Andy's a stud. Also very unique and you know it is him when he rips in. Sharp live player too and one of the most underrated guys out there. People throw that word around a lot but Andy definitely is that.
 
I’m gonna give them a real listen after reading how highly people regard schenker, the op video though I honestly thought was horrible lol

Yeah I blew it on that one. It was more for reference as to his speed and technique for 1975 and I should have posted something from 76 or later. But def. Strangers in the Night live album is where it's att. If he isn't blowing your mind there, he prob never will. For the record though, I also really like MSG.
 
I heard Schenker for the first time about 2 years before I heard Van Halen. "Love to Love" IIRC. I thought his playing was utterly beautiful, and became an instant fan. Oddly, I never saw UFO. But I've seen MSG several times. Last time was the 2018 tour at a medium sized club here in Seattle. Utterly amazing! Apparently Ted McKenna died a few months later.
Interesting sidebar: If you ever plug into a 2205 or 2210, if you turn the treble down to almost off, you can get that tone (sans cocked wah of course). I don't need one of them, but every time I play through one, I seriously think about it.

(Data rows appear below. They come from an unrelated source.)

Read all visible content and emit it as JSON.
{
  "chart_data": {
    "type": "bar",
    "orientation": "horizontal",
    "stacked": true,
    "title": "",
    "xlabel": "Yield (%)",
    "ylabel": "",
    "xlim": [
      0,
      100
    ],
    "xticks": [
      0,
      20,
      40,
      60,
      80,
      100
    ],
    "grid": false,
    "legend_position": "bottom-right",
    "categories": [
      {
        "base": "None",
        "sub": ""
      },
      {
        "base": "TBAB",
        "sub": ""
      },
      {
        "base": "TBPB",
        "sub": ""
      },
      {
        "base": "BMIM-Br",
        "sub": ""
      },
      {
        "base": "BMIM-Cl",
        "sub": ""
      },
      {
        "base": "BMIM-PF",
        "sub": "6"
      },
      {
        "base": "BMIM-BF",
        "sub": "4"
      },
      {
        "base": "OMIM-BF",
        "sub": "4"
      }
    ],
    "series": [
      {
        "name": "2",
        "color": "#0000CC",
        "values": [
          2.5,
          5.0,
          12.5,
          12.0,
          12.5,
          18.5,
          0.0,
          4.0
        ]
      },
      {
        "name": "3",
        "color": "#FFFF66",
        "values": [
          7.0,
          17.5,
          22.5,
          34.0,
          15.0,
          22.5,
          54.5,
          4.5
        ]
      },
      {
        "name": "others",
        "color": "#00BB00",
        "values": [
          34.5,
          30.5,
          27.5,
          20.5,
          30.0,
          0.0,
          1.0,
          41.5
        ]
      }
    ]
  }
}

Fun "fact" or myth. Schenker said that the 2205 was designed with his tastes in mind and maybe "consultation". He wanted an amp with that built in cocked wah sound and he has mentioned that in more recent interviews that he stopped using the wah because the 2205 and 10's gave him that. In a way it was a good switch because the cocked wah actually knocks some gain off the amp to my ears and now his tone still cuts but is thicker and gainier. It has aged well because of that.